- Born: March 18, 1950 (age 76) Chicago, Illinois, U.S.
- Occupations: Actor, writer, playwright, Film director
- Years active: 1969–2021
- Notable work: Ritual (play)
- Awards: NAACP Theater Awards

= Stanley Bennett Clay =

American actor

Stanley Bennett Clay (born March 18, 1950) is an American actor, writer, playwright, stage and film director, and producer based in Manhattan, New York. He is best known for his acting work in the films All the President's Men (1976), Minstrel Man (1977) and I, Robot (2004).

Though a lifelong actor, Stanley Bennett Clay has stated he prefers directing and producing: "I've always been the one in charge. I like the responsibility. At 12, I produced my first show: wrote it, composed the music, directed it, sold tickets, controlled the concessions—lemonade and cookies—and starred in it in my parents' living room. People from the neighborhood lined up to see it. Yeah, it's about control. I'm doing my own things, doing them the way I want them done."

== Career ==

Stanley received three NAACP Theater Awards for co-producing, writing, and directing the play Ritual, which he also adapted for film.

== Author ==

Stanley has written the novels Looker and In Search of Pretty Young Black Men, both published by Simon & Schuster and the novels Aching For It, Hollywood Flames and Madame Frankie published by Ellora's Cave.

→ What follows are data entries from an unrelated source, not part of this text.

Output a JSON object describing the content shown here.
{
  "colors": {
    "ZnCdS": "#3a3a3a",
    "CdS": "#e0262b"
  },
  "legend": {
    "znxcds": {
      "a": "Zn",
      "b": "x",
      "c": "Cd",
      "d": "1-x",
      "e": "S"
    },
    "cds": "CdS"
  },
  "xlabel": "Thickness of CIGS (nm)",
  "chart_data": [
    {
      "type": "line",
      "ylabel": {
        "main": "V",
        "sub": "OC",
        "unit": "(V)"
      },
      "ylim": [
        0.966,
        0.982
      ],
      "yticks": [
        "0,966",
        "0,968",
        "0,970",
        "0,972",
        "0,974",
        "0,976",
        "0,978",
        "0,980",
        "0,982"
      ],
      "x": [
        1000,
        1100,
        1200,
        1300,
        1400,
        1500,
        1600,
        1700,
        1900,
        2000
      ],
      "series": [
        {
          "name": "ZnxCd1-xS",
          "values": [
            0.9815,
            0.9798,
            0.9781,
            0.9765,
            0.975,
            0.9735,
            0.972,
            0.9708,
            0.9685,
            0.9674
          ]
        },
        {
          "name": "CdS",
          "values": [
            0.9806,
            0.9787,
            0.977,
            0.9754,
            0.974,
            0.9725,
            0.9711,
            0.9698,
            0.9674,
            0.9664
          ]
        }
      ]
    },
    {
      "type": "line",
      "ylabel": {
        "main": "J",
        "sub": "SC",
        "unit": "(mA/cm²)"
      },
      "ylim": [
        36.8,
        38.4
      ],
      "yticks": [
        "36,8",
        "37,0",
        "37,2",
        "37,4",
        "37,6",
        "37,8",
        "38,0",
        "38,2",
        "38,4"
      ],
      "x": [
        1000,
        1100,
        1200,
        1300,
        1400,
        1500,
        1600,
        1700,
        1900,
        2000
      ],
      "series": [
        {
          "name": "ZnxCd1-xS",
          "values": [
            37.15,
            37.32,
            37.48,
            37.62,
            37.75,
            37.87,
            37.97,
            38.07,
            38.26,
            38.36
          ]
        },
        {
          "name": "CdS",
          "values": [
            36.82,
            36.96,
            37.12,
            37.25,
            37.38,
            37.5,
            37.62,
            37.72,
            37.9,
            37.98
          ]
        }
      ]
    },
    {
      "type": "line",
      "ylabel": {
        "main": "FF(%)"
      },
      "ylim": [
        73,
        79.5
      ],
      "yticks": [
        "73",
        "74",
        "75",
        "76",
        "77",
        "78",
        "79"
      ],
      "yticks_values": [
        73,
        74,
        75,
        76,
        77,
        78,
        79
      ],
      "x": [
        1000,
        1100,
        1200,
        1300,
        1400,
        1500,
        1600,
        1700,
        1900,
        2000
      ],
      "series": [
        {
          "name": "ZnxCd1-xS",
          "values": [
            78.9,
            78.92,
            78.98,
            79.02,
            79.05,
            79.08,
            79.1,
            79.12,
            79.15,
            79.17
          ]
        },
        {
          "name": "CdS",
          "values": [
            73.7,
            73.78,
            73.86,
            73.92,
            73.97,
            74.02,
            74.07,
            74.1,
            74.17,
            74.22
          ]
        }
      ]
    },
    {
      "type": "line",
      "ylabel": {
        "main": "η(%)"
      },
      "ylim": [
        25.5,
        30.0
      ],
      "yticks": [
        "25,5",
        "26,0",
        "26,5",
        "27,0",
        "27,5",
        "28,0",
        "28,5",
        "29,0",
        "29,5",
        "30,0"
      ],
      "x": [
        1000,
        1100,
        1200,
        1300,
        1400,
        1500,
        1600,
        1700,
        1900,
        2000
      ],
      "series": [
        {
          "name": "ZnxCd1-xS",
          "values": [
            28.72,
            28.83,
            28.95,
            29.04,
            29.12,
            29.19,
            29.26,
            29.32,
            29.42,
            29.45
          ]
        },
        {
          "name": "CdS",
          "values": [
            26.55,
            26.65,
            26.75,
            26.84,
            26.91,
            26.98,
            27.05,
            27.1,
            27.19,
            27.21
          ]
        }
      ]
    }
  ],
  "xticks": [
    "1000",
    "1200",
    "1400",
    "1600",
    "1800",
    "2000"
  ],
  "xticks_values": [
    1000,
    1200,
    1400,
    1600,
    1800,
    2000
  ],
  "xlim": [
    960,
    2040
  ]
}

== Tribute to E. Lynn Harris ==

Shortly after the sudden death of fellow author E. Lynn Harris, Stanley was contacted by the writer Terrance Dean, who felt compelled to write a tribute to the trailblazing Harris. Stanley agreed and, along with James Earl Hardy, penned Visible Lives: Three Stories In Tribute To E. Lynn Harris. Each story begins with the author reflecting on the impact E. Lynn Harris had on them as a writer.

==Private life==
Clay was a long-time friend of actor Raymond St. Jacques and was one of the pall bearers at his funeral.